她哪裏知道,葉皖根本就是不想躲,拼着受點小傷,掙點同情分,順便過了這個坎,絕對划算。腦門腫個包,換個老婆回家,典型的吃小虧佔大便宜。

鬧夠了還得談。武光輝坐在沙發中間,常玉琦緊緊看着他,葉皖坐在側面沙發,武揚眉就坐在靠手上,美目含情地望着他。

“哼,想辦事?那也成,給多少彩禮啊,葉老闆?”武光輝譏笑地看着葉皖,瞧着他油亮亮的腦門,心情益發高興。

“這個…”葉皖為難地看了常玉琦一眼,他知道武光輝並不知道自己的財力,說這樣的話並不是真要什麼東西,而僅僅是為難自己,其實他哪裏知道葉皖身家早近百億。別說在北京,就是在世界上任何一家最貴的酒店,擺上一兩百桌,都沒有任何問題。

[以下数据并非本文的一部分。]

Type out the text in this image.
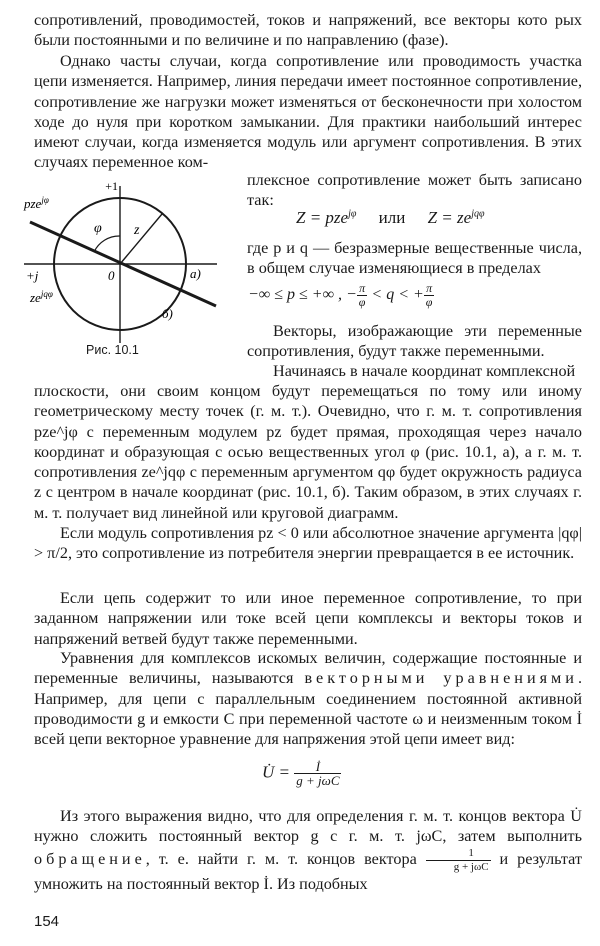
сопротивлений, проводимостей, токов и напряжений, все векторы кото рых были постоянными и по величине и по направлению (фазе).

Однако часты случаи, когда сопротивление или проводимость участка цепи изменяется. Например, линия передачи имеет постоянное сопротивление, сопротивление же нагрузки может изменяться от бесконечности при холостом ходе до нуля при коротком замыкании. Для практики наибольший интерес имеют случаи, когда изменяется модуль или аргумент сопротивления. В этих случаях переменное ком-

+1
+j	0
φ z
а)
б)
pze$^{j\varphi}$
$ze^{jq\varphi}$
Рис. 10.1

плексное сопротивление может быть записано так:

Z = pze$^{j\varphi}$ или $Z = ze^{jq\varphi}$

где p и q — безразмерные вещественные числа, в общем случае изменяющиеся в пределах

−∞ ≤ p ≤ +∞ , − $\frac{\pi}{\varphi} < q$ < + $\frac{\pi}{\varphi}$

Векторы, изображающие эти переменные сопротивления, будут также переменными.

Начинаясь в начале координат комплексной

плоскости, они своим концом будут перемещаться по тому или иному геометрическому месту точек (г. м. т.). Очевидно, что г. м. т. сопротивления pze^jφ с переменным модулем pz будет прямая, проходящая через начало координат и образующая с осью вещественных угол φ (рис. 10.1, а), а г. м. т. сопротивления ze^jqφ с переменным аргументом qφ будет окружность радиуса z с центром в начале координат (рис. 10.1, б). Таким образом, в этих случаях г. м. т. получает вид линейной или круговой диаграмм.

Если модуль сопротивления pz < 0 или абсолютное значение аргумента |qφ| > π/2, это сопротивление из потребителя энергии превращается в ее источник.

Если цепь содержит то или иное переменное сопротивление, то при заданном напряжении или токе всей цепи комплексы и векторы токов и напряжений ветвей будут также переменными.

Уравнения для комплексов искомых величин, содержащие постоянные и переменные величины, называются векторными уравнениями. Например, для цепи с параллельным соединением постоянной активной проводимости g и емкости C при переменной частоте ω и неизменным током İ всей цепи векторное уравнение для напряжения этой цепи имеет вид:

U̇ = $\frac{İ}{\text{g + jωC}}$

Из этого выражения видно, что для определения г. м. т. концов вектора U̇ нужно сложить постоянный вектор g с г. м. т. jωC, затем выполнить обращение, т. е. найти г. м. т. концов вектора $\frac{1}{\text{g + jωC}}$ и результат умножить на постоянный вектор İ. Из подобных

154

關鍵的是,現在怎麼能在丈人面前顯擺呢?一口答應下來,武光輝面子上肯定不好看,那麼,就討價還價?

想到這裏,葉皖心裏有了主意,虛心道:“爸,那您說,我能答應的都答應,成不?實在的無法承受的,那我也沒辦法。”

呃?武光輝倒愣住了,他哪裏懂得男方彩禮該送什麼?偷偷地扯了一把常玉琦,暗示由她發話。

常玉琦知道葉皖很有錢,不過並不知道有多少錢。但是在她看來,葉皖至少算得上是億萬富翁,這樣的話,彩禮多要點,結婚場面豪華點,也不算什麼了。

反正要多少,最後還不是倆孩子的?

“葉皖吶,你要娶眉眉,我們也不為難你。錢我們就不要了,留着你們自己過小日子。不過彩禮是傳統,不收的話未免讓別人看了笑話。”

“嗯。”葉皖點頭。

“給眉眉買張車,要40萬以上的。”

武光輝一驚,狠狠扯了常玉琦一把。

“哦,40萬的配不上咱家眉眉,至少要80萬的。”

武光輝正要出聲反對,葉皖竟然點頭,老老實實地掏出手機,低頭打字:“好的。”

這王八蛋,買得起這麼貴的車?武光輝偷偷抽了口冷氣,正要吐出來,聽見常玉琦又說話了。

“還要買一套別墅,太大也用不說,就400萬左右的吧!”

武光輝一口茶水噴在茶几,劇烈地咳嗽起來,常玉琦連忙又揉又撫,為難地嘆了口氣:“老武,400萬的別墅,是不是寒酸了點兒?那就1000萬吧!”

“行。”葉皖與武揚眉相視一笑。武揚眉早和張劍、田唱唱、小滿成了好友,知道葉皖的家底。他買一套上千萬的別墅,跟別人買輛豐田也沒多大區別,甚至還要輕鬆。

武光輝終於受不了了,他指着葉皖,悲憤地問道:“你小子,倒底有多少錢?”

中午葉皖打了電話,從外面一家特色餐廳點了一桌子好菜,把武光輝好一頓伺候,又捧又捏。結果將軍一不小心就喝多了,扔了酒杯飯也不吃就晃悠着回書房睡覺,葉皖連忙起身攙扶。

“我沒事。”武光輝用力一推,含糊不清地罵道:“沒想到被你這王八蛋哄了!老子原本只想詐你個20萬的…”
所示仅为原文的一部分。